Le dernier roman de John Irving, « Esther reine », plonge au cœur de l’antisémitisme à travers l’histoire poignante d’une jeune femme juive, Esther Nacht. L’œuvre, d’une ampleur de 550 pages, est un plaidoyer littéraire vibrant qui résonne particulièrement fort dans le contexte géopolitique actuel.
L’histoire débute à Vienne en 1905 avec la naissance d’Esther, fille de parents juifs. Sa mère, Hanna, perçoit déjà une montée insidieuse de l’antisémitisme, comme le décrit Irving. La famille émigre aux États-Unis, mais la tragédie frappe : le père décède pendant la traversée, et peu après, la mère est assassinée par des antisémites, laissant Esther, âgée de trois ans, orpheline. L’enfant finira par trouver une forme de renommée en Israël.
Irving avait déjà achevé les premiers et derniers chapitres de son roman en avril 2023, une méthode qu’il affectionne particulièrement, débutant toujours par la fin. Il savait dès le départ que le dénouement se situerait en Israël en 1981, année de sa première visite dans le pays. Ironiquement, six mois plus tard, l’attaque du Hamas du 7 octobre 2023 a propulsé Israël au centre de l’attention internationale, rendant la pertinence de son œuvre encore plus aiguë.
Lors d’un entretien accordé par visioconférence depuis son bureau à Toronto, l’auteur a évoqué son processus créatif et ses motivations. La conversation, initialement prévue pour durer 50 minutes, s’est étendue sur une heure et demie, abordant la recrudescence de l’antisémitisme, les appels au boycott d’Israël et même les préoccupations concernant une éventuelle déclaration de loi martiale par Donald Trump.

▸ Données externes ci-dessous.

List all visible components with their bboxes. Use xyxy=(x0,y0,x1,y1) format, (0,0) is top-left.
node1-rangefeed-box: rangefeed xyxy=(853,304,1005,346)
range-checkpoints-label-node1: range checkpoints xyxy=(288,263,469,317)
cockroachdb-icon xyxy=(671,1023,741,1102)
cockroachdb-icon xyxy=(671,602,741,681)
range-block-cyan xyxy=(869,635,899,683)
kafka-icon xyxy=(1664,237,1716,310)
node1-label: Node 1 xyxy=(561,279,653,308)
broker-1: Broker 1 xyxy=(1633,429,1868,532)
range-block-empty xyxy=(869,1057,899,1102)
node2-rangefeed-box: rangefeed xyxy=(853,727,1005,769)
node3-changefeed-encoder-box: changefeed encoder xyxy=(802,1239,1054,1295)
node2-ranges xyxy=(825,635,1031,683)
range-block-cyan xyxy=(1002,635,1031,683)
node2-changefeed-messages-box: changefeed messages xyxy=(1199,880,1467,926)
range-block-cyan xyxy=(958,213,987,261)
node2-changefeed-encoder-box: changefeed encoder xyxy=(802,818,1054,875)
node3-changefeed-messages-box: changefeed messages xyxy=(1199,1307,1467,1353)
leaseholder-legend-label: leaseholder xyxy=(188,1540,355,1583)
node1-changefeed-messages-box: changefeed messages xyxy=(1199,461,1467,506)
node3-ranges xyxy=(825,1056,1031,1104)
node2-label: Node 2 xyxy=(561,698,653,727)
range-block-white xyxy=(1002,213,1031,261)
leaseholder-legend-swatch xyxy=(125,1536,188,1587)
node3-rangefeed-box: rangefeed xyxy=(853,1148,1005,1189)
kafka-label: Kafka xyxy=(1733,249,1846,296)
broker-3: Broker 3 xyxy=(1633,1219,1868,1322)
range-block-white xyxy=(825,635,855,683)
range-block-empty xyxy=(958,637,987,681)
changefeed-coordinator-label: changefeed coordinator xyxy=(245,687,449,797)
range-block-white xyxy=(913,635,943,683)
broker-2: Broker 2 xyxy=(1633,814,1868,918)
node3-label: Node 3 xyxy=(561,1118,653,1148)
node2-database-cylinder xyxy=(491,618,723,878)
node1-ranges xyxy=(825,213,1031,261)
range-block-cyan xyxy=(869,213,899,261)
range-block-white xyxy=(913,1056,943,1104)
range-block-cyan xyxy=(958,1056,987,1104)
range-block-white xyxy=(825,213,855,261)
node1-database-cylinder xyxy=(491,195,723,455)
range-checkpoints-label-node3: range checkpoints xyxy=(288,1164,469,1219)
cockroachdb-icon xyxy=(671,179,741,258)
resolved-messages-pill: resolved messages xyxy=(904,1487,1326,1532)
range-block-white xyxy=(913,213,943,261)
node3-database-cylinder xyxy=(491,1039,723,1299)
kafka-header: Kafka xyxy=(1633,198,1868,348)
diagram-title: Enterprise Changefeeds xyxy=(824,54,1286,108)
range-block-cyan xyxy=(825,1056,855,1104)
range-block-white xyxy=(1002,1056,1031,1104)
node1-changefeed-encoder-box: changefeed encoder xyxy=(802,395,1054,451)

Interrogé sur la coïncidence entre la publication de son roman et l’escalade des tensions au Moyen-Orient, Irving a répondu :
« L’actualité ne m’intéresse pas, car je pense que personne ne connaît suffisamment le présent pour en parler dans un roman. Je m’intéresse aux romans historiques. Quand on regarde le passé, on voit les choses plus clairement. »
Il a souligné l’importance de l’authenticité dans son récit, s’inspirant de ses propres expériences et de celles de ses proches. Ses éditeurs européens étaient juifs, et son traducteur israélien, un survivant de l’Holocauste. Il a également évoqué le personnage de Jimmy Winslow, un écrivain dans son roman, dont les sentiments face à l’antisémitisme reflètent ses propres émotions.
Le roman met en scène des confrontations avec l’expression « Du fleuve à la mer », et un personnage féminin musulman y profère même des menaces explicites contre les Juifs. Irving a révélé avoir été témoin de telles déclarations lors de son séjour en Israël en 1981 :
« Un Palestinien que j’ai rencontré a déclaré à plusieurs reprises : « Nous les éliminerons ». »
Il a précisé avoir consigné ces propos dans ses carnets, les considérant a posteriori comme une source précieuse pour son roman.
Un retour en Israël en juillet 2023, motivé par la volonté de vérifier certains détails géographiques, s’est avéré particulièrement troublant. L’auteur a décrit une vieille ville de Jérusalem inhabituellement déserte, en raison du conflit en cours à Gaza et des tensions avec le Hezbollah et en Cisjordanie :
« Il n’y avait pas de touristes dans la vieille ville de Jérusalem, elle était déserte. Mon travail est soudain devenu très facile. »
Il a ajouté, avec une pointe d’ironie, qu’il n’avait eu besoin d’apporter qu’une seule modification à son roman : l’ajout d’un chat, qui cherchait refuge contre la chaleur dans l’église du Saint-Sépulcre.